Banks Have Individual Numbers
The SWIFT number, or BIC number, is a unique code that is given to banks all around the world. This unique code is specific to a particular branch in a particular location. For instance, if you want to send money to a bank in Amsterdam, then this bank will have its own BIC, as will a bank in another part of the world, such as Houston, Texas.
These unique BIC codes allow SWIFT to communicate efficiently between banks and transfer funds easily.
You Need to Share Information
In addition to having your bank’s BIC on hand and the BIC of your friend’s bank, you’ll also need to have their account number and other relevant information on hand. Such information includes:
- Full name of you and your loved one
- Full bank account number of you and your loved one’s bank account number, also known as the IBAN. The IBAN is the International Bank Account Number of your loved one, and it is unique to each person.
- Money that needs to be transferred
- Reason for the transfer
Fortunately, there isn’t a cap that is set on the amount of money you can transfer. However, the IRS might require information to track the transfer if it is over 10,000 dollars. This is usually their responsibility and not yours, but it’s still a good idea to keep track of your transfer information.
It Takes Time to Receive Funds
After you transfer your funds, then the bank of the receiving party now has to initiate the transfer process. For some banks, this is a quick and easy process. For others, it might be time-consuming due to several factors. If you’re sending to a country in a different time zone, then this might mean that you sent your money after business hours.
Thus, the bank will need to wait until normal operating hours to start your transfer. Other times, banks need to ensure that the money is not part of a fraud, and will do fraud checks to protect the sender. In addition, banks might also take time to process funds due to the different rates of currency they must convert.
For instance, if you send your money from the United States to Italy, then the bank in Italy will need to convert your American currency into Euros. This is just one example of the many different types of currency that are used! Because of this, the receiving bank will take more time to process funds.
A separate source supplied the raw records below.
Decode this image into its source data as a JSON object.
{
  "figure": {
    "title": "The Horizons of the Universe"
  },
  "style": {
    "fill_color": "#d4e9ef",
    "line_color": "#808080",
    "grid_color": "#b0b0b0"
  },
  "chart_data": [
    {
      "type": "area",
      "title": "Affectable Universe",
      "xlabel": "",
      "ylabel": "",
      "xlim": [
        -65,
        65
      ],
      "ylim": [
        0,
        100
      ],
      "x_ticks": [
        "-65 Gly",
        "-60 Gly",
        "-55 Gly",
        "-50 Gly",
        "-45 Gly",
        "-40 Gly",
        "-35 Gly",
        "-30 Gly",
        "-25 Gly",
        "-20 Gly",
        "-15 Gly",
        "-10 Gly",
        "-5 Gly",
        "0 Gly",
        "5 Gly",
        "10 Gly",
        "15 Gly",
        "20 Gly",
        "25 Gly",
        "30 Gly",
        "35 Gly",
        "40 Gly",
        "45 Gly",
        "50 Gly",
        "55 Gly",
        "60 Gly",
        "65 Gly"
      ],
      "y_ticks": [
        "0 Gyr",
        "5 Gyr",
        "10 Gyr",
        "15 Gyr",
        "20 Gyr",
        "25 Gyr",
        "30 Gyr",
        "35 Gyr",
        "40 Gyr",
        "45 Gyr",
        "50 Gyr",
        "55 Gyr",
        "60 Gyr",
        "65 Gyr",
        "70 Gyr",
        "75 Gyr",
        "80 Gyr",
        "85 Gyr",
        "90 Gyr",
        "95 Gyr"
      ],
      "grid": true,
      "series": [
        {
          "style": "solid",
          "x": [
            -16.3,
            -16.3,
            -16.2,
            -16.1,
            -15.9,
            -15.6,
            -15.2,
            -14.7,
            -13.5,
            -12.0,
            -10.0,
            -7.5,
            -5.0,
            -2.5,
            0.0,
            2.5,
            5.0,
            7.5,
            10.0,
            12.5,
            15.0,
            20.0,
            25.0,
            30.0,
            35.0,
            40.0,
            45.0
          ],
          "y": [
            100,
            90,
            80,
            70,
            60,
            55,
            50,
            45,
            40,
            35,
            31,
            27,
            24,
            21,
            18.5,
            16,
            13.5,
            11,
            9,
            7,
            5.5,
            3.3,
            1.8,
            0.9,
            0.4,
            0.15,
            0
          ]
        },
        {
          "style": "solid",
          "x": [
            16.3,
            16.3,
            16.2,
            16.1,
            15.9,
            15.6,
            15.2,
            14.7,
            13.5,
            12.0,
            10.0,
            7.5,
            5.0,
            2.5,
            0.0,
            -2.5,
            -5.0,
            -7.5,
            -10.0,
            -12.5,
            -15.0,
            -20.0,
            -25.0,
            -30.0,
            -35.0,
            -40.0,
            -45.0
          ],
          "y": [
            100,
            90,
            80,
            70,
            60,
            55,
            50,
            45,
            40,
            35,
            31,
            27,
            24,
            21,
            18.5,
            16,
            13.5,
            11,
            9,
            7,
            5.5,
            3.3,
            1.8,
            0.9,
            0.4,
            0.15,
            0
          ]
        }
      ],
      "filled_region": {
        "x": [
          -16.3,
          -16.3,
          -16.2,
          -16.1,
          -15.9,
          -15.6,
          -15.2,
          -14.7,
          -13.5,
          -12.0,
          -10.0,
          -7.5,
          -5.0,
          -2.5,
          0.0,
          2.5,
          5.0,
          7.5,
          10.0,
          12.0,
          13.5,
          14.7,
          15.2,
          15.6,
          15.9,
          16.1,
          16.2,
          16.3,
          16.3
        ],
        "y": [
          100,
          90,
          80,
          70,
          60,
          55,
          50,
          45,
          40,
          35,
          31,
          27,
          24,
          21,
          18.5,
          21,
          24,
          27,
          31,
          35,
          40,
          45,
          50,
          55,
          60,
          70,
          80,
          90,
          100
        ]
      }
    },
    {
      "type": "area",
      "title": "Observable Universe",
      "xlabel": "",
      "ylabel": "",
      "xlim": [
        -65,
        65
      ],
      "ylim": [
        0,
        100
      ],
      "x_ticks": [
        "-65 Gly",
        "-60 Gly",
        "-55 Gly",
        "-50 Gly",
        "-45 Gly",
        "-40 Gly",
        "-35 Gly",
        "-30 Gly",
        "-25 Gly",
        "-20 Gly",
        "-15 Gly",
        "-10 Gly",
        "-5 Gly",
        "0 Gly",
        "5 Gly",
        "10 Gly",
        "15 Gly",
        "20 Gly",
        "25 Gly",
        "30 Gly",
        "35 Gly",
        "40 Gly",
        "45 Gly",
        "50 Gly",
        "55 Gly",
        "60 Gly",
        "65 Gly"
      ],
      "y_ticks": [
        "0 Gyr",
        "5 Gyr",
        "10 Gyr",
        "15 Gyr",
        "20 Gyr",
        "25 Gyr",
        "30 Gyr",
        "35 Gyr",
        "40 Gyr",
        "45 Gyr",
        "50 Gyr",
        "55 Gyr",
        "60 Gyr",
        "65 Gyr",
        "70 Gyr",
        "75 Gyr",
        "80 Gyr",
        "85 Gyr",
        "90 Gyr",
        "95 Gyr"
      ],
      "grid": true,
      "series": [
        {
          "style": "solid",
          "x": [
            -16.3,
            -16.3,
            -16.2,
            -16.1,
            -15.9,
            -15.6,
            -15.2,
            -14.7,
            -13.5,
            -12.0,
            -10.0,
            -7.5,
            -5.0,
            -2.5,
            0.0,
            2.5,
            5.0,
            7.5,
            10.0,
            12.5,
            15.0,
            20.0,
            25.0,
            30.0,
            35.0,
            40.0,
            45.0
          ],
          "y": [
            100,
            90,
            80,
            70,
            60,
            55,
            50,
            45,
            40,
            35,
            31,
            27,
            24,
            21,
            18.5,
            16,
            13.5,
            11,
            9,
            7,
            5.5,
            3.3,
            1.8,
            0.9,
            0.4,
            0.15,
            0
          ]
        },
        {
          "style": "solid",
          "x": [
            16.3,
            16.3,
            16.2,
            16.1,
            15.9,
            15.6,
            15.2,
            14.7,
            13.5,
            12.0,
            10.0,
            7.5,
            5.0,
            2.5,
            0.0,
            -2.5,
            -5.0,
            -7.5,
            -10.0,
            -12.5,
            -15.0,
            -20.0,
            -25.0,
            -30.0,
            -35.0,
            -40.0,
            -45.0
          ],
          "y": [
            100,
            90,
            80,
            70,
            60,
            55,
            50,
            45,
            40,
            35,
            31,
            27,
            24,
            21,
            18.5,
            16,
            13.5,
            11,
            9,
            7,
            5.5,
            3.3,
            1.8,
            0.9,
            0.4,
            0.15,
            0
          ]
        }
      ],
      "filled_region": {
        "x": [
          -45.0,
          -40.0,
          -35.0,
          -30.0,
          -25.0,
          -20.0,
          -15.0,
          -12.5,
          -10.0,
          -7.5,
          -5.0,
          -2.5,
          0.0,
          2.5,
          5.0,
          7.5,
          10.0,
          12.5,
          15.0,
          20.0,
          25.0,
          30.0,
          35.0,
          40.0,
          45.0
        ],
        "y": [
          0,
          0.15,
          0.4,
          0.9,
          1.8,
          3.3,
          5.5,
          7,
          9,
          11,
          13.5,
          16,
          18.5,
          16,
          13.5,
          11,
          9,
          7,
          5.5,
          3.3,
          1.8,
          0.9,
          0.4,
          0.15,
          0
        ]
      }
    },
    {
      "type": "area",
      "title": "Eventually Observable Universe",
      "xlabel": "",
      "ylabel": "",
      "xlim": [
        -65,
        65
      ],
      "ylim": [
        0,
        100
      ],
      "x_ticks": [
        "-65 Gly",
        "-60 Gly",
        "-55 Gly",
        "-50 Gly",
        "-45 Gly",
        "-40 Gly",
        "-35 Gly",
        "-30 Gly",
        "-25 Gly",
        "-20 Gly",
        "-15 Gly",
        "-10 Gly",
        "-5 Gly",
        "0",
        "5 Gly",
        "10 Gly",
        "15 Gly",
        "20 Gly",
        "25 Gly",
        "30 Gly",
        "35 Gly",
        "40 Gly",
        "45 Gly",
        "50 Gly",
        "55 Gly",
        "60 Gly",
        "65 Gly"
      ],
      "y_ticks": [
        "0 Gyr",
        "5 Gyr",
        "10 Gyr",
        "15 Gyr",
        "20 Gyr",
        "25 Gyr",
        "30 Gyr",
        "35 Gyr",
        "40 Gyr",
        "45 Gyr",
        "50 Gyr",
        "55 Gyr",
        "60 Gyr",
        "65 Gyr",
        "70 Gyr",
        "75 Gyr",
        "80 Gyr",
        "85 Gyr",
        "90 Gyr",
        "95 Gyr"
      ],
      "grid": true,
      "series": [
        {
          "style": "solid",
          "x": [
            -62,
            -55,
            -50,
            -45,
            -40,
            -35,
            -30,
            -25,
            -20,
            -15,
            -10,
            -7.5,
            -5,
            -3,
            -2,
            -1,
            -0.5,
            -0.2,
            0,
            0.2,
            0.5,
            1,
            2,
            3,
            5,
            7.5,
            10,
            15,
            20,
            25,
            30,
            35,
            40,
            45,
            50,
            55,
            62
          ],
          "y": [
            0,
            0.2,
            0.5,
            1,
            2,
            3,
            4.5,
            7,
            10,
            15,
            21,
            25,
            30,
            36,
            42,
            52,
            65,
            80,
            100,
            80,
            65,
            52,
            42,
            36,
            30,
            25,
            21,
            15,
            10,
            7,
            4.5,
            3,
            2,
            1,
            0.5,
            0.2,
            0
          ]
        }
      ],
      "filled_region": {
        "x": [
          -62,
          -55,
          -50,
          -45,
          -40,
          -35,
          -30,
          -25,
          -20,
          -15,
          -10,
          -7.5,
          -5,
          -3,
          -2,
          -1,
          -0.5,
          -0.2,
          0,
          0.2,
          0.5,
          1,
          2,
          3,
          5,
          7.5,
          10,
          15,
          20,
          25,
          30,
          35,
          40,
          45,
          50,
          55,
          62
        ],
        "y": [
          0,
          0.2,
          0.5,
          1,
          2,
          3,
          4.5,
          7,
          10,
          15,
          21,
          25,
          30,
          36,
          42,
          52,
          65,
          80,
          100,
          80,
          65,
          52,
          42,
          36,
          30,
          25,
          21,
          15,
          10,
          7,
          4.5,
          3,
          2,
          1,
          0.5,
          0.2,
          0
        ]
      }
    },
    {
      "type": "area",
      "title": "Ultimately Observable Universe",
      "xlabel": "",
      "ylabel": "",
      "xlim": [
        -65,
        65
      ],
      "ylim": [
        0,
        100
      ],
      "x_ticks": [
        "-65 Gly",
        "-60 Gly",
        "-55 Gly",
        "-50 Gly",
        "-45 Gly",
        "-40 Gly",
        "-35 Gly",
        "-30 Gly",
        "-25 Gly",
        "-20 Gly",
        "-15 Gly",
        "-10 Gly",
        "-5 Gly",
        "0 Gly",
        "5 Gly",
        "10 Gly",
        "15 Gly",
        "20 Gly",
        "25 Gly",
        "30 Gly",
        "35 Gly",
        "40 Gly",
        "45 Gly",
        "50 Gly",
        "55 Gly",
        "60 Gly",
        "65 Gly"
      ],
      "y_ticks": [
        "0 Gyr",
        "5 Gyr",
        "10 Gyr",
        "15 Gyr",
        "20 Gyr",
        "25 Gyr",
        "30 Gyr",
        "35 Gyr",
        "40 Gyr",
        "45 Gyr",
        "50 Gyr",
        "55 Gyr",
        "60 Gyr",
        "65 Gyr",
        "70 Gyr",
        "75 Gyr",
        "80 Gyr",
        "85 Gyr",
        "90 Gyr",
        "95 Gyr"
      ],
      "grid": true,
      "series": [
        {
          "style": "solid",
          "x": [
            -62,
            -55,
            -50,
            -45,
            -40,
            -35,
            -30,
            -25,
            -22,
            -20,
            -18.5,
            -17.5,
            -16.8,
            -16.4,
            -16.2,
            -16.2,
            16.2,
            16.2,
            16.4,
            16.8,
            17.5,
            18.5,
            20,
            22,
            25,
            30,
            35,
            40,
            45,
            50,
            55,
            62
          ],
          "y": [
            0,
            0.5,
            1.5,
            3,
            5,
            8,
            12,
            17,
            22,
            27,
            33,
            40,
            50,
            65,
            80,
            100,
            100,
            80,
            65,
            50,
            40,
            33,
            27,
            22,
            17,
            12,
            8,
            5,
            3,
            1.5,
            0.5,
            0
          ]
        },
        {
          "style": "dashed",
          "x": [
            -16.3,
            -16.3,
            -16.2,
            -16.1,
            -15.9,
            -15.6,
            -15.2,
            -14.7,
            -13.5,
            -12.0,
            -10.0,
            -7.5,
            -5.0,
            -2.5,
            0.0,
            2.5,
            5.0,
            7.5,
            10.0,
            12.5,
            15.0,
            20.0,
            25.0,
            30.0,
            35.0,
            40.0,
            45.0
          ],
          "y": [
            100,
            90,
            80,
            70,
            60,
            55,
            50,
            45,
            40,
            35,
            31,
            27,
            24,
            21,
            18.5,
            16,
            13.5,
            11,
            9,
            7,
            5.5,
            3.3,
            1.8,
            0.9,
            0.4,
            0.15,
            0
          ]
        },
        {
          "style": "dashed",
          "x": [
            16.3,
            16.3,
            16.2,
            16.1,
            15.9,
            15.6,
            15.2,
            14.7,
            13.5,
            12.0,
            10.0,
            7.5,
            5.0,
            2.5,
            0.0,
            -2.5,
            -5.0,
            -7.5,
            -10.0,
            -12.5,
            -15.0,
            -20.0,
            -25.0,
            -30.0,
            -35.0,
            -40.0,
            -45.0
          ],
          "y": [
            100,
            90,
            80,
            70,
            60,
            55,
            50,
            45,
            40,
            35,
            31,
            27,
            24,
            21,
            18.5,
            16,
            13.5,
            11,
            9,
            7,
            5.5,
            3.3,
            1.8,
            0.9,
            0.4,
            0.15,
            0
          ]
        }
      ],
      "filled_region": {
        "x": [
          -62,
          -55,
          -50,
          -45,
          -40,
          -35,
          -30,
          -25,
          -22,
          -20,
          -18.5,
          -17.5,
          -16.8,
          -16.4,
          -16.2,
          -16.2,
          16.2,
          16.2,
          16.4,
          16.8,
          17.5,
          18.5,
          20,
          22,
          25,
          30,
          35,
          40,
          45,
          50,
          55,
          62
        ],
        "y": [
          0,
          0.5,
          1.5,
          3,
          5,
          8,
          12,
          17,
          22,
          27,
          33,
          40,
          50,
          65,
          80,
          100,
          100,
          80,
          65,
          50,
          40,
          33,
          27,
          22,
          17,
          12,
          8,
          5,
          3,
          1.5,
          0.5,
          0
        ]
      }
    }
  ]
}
If all of this sounds time consuming, that’s because it is traditionally time-consuming for banks to initiate money transfers and complete them. However, there are now many online apps that allow you to transfer your money safely and in less time than it would take for your bank to complete a transaction. These online transfers might only require a debit card or credit card, although they might have extra fees associated with quick transfers.
Banks might also have 24-hour turnaround times for bank transfers, but these will also be associated with fees.